The figures are rubbery, but we do know the number is growing at an exponential rate because of rising population and urbanisation in developing countries. As much as 90% of urban waste water in these places is being discharged to waterways and lakes insufficiently treated or directly untreated. This waste water constitutes a serious threat to human health, diversity of plants and animals, food security and the sustainability of water resources.

Source: WHO/UNICEF Global Water Supply and Sanitation Assessment 2000 Report.

The gravity of the situation in developing countries is further highlighted by UNICEF and WHO’s World Sanitation Ladder.

Although a general improvement can be seen, these proportions are probably offset by ballooning population growth, especially in Southern Asia and South Eastern Asia where there’s still significant “open defecation” (straight to the ground). And that’s not to mention arsenic contamination of drinking water stemming from over exploitation of groundwater, particularly in Bangladesh.
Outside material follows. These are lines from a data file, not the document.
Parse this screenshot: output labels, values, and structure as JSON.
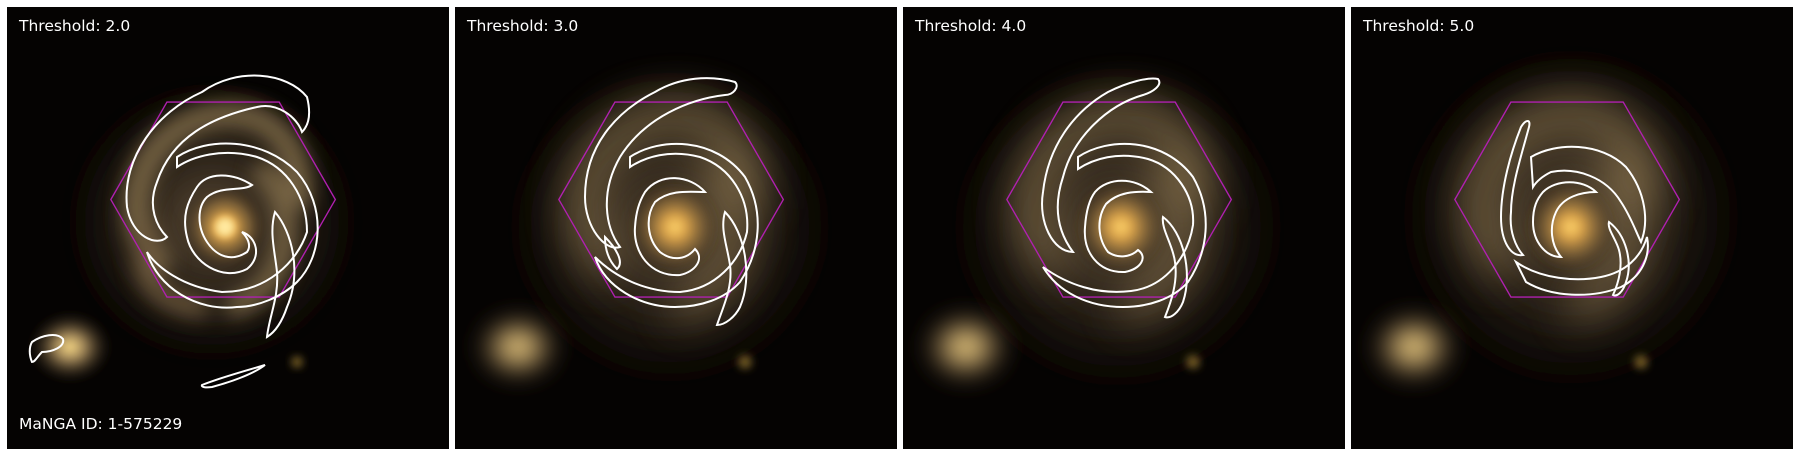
{
  "figure": {
    "manga_id": "MaNGA ID: 1-575229",
    "panels": [
      {
        "threshold_label": "Threshold: 2.0",
        "threshold": 2.0
      },
      {
        "threshold_label": "Threshold: 3.0",
        "threshold": 3.0
      },
      {
        "threshold_label": "Threshold: 4.0",
        "threshold": 4.0
      },
      {
        "threshold_label": "Threshold: 5.0",
        "threshold": 5.0
      }
    ]
  },
  "colors": {
    "background": "#050302",
    "galaxy_core": "#f0c060",
    "contour": "#ffffff",
    "hexagon": "#b020b0",
    "label_text": "#ffffff"
  }
}
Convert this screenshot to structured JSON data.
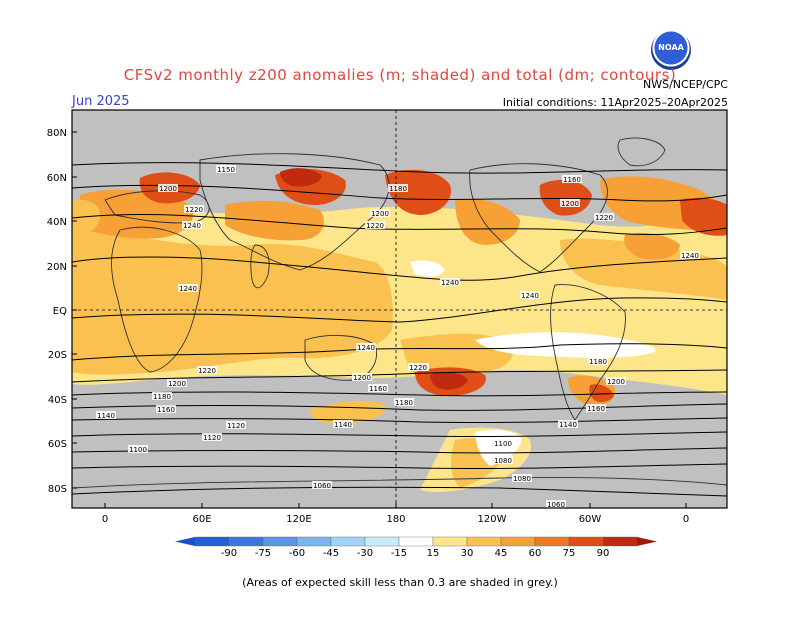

Such trends in water pollution have caught the attention of businesses, with global energy and minerals forecasting firm Wood Mackenzie worried about “increased depletion of the resource over time, and growing concerns over contamination of dwindling water supplies”.

In fact, many streams are now largely effluent. India’s Yamuna River has no freshwater flow for almost nine months of the year: Delhi impounds water at a barrage constructed at Wazirabad, causing subsequent downstream flows to consist of sewage and other effluent. The oxygen-starved state of the river is evident from masses of rising sludge from the bottom, gas bubbles and floating solids on the surface.

The River Jordan is similarly blighted where extractions by Israel, Jordan (tributary) and Syria (tributary) have shrunk it to a meandering 100km stretch below Lake Kinneret that is mainly made up of effluent.

Blue-green algae blooms affect many Chinese lakes. thewamphyri/Flickr

Then there’s China, where domestic sewage and nutrient leaching from farms have affected waterways and lakes. Recent data showed that nearly two-thirds of 40 freshwater lakes surveyed were eutrophic or de-oxygenated, including the iconic Taihu, Hongze and Caohu lakes.

In all these places an unfathomable cocktail of previous discharges is sequestered in soils, lake sediments and stream banks. Any measure of past prevention would clearly have been better than trying to clean this mess up now.

A more realistic objective is to reduce wastewater at the source while preventing toxic waste streams entering sensitive environments.

Excreted antibiotics and resistant bacteria (aka superbugs), widely found in effluent, can persist in water as resistant bacteria which people can acquire through the food chain. This suggests vast quantities of global wastewater identified by the UN will require exacting treatment if they are to have any hope of being safely reused.

In particular, the explosive use of cheap, generic antibiotics in Asia and India could see them leaving a devastating mark on the environment, possibly leading to a major health crisis.

And, coming full circle, the plague of natural disasters should encourage us to concentrate our minds on toughening up water infrastructures to limit future disruption.